As written, the converse is false:
For each $\newcommand{\Z}{\mathbb{Z}} a \in \Z$, we write $\overline{a}$ to denote the element $a+2\Z$ of $\Z/2\Z$. Consider the group homomorphism \begin{align} \newcommand{\N}{\mathbb{N}} f \colon \Z \oplus (\Z/2\Z)^\N & \to (\Z/2\Z)^\N, \\ (a,(x_1,x_2,\dots)) & \mapsto (\overline{a},x_1,x_2,\dots). \end{align} Obviously, $f$ is onto and its kernel is $2\Z \oplus \{(\overline0,\overline0,\dots)\} \cong 2\Z$, so $$ \Z \oplus (\Z/2\Z)^\N \cong 2\Z \oplus (\Z/2\Z)^\N \cong (\ker f) \oplus (\Z/2\Z)^\N. $$ Note that if $g \colon (\Z/2\Z)^\N \to \Z \oplus (\Z/2\Z)^\N$ is a group homomorphism, then $g(\overline1,\overline0,\overline0,\dots)$ must be an element of $\Z \oplus (\Z/2\Z)^\N$ of order $2$, hence $$ g(\overline1,\overline0,\overline0,\dots) = (0,(x_1,x_2,\dots)) $$ for some $(x_1,x_2,\dots) \in (\Z/2\Z)^\N$. So, if $f \circ g = \text{id}$, applying $f$ to the above equality yields that $(\overline1,\overline0,\overline0,\dots) = (\overline{0},x_1,x_2,\dots)$, which is absurd.
The above example is taken, essentially, from this answer.
But don’t worry, this can be fix easily.
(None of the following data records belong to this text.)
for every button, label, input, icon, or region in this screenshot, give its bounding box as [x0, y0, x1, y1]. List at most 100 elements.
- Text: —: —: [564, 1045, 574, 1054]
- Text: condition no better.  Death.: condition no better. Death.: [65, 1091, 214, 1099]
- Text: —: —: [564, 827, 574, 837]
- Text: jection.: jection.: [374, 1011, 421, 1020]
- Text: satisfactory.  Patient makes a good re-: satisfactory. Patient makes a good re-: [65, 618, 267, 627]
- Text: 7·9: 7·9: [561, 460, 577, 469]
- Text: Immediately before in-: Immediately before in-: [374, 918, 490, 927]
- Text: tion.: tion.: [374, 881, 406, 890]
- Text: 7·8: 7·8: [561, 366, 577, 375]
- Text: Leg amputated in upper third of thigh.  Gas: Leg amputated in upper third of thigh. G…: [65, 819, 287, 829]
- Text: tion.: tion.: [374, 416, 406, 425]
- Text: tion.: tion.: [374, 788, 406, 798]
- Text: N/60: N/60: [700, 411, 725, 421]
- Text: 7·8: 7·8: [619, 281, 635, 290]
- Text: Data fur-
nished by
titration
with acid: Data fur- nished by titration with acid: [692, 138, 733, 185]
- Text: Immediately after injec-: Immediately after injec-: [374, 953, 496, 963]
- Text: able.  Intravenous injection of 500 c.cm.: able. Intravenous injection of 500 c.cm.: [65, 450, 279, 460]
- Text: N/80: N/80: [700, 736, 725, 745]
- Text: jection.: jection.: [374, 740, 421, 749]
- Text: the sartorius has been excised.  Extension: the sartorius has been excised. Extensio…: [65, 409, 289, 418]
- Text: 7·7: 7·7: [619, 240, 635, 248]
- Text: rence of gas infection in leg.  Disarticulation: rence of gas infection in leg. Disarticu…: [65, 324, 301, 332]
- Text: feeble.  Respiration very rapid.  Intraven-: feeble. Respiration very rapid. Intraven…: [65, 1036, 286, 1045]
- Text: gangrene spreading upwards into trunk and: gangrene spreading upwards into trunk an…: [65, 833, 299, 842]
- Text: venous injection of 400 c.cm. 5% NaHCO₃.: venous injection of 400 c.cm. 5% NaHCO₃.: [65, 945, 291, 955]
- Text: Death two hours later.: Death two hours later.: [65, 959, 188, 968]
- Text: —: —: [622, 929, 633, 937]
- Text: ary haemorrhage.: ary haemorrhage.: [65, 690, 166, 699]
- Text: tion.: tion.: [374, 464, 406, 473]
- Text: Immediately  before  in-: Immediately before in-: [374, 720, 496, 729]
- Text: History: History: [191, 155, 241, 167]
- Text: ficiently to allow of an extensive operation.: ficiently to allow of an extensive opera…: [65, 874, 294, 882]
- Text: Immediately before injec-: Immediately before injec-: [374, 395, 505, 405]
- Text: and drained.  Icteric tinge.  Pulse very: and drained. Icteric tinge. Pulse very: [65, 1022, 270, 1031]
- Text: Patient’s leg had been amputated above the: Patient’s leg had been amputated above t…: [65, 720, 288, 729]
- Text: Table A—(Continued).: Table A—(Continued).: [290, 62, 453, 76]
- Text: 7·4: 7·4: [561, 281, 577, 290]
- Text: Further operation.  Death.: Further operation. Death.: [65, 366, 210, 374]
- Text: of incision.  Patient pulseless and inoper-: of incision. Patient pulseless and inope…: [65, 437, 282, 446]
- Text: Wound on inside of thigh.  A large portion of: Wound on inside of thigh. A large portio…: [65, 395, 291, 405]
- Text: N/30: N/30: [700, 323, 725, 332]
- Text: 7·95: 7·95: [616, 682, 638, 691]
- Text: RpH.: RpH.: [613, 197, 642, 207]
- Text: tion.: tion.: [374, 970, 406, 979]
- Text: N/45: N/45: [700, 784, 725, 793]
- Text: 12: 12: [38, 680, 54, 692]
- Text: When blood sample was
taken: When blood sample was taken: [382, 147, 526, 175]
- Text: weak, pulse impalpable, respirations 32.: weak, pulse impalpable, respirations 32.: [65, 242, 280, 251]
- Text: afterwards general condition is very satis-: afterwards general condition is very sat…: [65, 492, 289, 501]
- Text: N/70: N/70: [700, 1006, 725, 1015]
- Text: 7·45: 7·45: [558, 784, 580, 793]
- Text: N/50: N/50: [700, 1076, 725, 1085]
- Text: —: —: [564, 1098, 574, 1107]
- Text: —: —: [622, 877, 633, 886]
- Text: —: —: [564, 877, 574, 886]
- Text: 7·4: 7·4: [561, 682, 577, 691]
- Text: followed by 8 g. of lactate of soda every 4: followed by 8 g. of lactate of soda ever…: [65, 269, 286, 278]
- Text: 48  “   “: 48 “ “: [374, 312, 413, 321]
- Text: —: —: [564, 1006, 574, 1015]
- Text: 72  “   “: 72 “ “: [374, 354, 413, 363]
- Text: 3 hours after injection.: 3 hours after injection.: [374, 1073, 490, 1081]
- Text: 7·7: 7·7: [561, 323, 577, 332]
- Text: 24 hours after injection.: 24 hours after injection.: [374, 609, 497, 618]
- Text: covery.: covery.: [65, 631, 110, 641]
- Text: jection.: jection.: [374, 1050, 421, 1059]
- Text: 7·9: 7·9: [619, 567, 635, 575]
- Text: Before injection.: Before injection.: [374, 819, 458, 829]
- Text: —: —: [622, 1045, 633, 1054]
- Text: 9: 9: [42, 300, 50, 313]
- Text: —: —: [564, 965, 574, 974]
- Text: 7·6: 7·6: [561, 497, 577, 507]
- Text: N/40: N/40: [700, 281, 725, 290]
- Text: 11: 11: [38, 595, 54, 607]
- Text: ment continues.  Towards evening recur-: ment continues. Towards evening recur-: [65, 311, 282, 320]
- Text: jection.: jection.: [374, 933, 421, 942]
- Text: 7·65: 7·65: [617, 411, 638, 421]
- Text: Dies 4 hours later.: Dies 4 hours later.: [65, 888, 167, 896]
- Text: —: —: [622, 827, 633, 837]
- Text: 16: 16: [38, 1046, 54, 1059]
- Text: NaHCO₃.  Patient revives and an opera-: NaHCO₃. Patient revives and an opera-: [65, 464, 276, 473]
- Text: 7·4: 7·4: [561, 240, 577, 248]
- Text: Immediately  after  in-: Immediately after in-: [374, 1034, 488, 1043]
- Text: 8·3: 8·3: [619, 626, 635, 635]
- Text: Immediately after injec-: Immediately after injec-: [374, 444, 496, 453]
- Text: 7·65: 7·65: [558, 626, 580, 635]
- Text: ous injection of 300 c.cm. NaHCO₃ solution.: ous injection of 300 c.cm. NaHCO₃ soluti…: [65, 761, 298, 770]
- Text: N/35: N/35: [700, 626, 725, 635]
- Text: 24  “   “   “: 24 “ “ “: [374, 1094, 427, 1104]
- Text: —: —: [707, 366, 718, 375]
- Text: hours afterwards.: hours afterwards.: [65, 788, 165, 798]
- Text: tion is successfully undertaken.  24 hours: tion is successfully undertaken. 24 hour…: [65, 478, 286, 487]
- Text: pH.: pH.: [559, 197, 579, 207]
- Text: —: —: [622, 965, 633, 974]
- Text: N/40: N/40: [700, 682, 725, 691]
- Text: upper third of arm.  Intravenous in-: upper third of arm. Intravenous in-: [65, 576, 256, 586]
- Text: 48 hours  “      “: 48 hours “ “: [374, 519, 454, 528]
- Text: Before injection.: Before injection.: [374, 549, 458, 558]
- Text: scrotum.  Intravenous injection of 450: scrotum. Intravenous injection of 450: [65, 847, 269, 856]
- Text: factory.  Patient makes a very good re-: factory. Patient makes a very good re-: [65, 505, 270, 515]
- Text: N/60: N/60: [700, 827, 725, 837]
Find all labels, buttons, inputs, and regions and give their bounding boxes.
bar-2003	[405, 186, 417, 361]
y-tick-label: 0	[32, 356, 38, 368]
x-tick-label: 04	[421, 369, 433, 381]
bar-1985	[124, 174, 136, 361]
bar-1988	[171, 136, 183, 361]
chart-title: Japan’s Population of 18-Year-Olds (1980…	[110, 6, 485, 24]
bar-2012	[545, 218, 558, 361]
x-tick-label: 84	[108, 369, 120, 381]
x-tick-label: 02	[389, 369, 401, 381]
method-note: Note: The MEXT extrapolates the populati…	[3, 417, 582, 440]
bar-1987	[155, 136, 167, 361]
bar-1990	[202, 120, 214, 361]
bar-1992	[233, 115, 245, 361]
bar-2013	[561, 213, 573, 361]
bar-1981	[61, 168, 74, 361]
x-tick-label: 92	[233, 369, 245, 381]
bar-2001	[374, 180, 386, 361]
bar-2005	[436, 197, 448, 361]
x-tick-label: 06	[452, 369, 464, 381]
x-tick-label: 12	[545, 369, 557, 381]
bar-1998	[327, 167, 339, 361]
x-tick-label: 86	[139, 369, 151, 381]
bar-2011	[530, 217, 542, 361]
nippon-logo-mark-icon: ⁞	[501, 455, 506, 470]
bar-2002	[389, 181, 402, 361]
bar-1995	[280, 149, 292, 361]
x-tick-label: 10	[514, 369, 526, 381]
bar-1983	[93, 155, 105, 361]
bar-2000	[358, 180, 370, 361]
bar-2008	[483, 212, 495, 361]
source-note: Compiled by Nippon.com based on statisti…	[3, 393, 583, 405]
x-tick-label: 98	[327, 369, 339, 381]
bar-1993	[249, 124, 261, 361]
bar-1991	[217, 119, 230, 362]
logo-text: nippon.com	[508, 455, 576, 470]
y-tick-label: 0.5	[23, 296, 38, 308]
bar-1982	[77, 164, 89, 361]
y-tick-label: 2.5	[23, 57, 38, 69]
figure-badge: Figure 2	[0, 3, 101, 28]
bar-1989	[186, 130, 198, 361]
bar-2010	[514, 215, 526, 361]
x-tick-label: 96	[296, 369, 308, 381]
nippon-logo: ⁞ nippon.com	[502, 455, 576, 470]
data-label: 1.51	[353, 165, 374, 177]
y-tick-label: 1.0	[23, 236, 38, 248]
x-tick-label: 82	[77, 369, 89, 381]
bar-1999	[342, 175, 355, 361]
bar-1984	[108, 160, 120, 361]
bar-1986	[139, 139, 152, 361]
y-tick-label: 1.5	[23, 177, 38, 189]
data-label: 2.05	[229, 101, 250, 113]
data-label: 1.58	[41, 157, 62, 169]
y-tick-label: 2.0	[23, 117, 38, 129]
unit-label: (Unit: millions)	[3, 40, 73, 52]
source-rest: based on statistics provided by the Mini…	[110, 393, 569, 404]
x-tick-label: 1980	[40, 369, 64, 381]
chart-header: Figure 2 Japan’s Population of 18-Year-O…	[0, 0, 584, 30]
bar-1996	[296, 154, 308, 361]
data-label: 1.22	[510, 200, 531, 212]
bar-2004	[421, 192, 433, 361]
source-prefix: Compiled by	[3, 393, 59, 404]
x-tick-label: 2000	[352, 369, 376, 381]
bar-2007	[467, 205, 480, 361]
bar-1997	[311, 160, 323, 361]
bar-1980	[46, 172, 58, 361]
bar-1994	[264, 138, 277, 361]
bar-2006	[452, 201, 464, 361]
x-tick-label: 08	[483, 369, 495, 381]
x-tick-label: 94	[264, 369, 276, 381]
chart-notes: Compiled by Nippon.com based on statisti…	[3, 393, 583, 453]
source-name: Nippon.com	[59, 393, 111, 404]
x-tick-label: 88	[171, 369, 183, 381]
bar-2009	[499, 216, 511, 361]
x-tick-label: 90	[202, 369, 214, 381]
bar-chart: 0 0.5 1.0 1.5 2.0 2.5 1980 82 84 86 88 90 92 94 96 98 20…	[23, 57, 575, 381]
The thing is that if $f \colon M \to M’$ is an split $R$-module epimorphism (onto homomorphism), then there is not just an isomorphism $M \cong (\ker f) \oplus M’$, but an isomorphism $\varphi \colon (\ker f) \oplus M’ \to M$ making the diagram $$ \require{AMScd} \begin{CD} \ker f @>{\iota_1}>> (\ker f) \oplus M’ @>{\pi_2}>> M’ \\ @VV{\text{id}}V @VV{\varphi}V @VV{\text{id}}V \\ \ker f @>>i> M @>>f> M’ \end{CD} \tag{$*$} $$ commutative ($i$ is the inclusion map, $\iota_1$ is the canonical inclusion into the first factor, and $\pi_2$ is the projection onto the second factor). Namely, $$ \forall x \in \ker f, \forall y \in M’ \quad \varphi(x,y) = i(x)+g(y) $$ where $g \colon M’ \to M$ is such that $f \circ g = \text{id}$.
In this case, the converse holds. That is, if there is an isomorphism $\varphi \colon (\ker f) \oplus M’ \to M$ such that $(*)$ commutes, then $f$ splits: Just define $g \colon M’ \to M$ to be the composition $$ M’ \stackrel {\iota_2} \longrightarrow (\ker f) \oplus M’ \stackrel {\varphi} \longrightarrow M. $$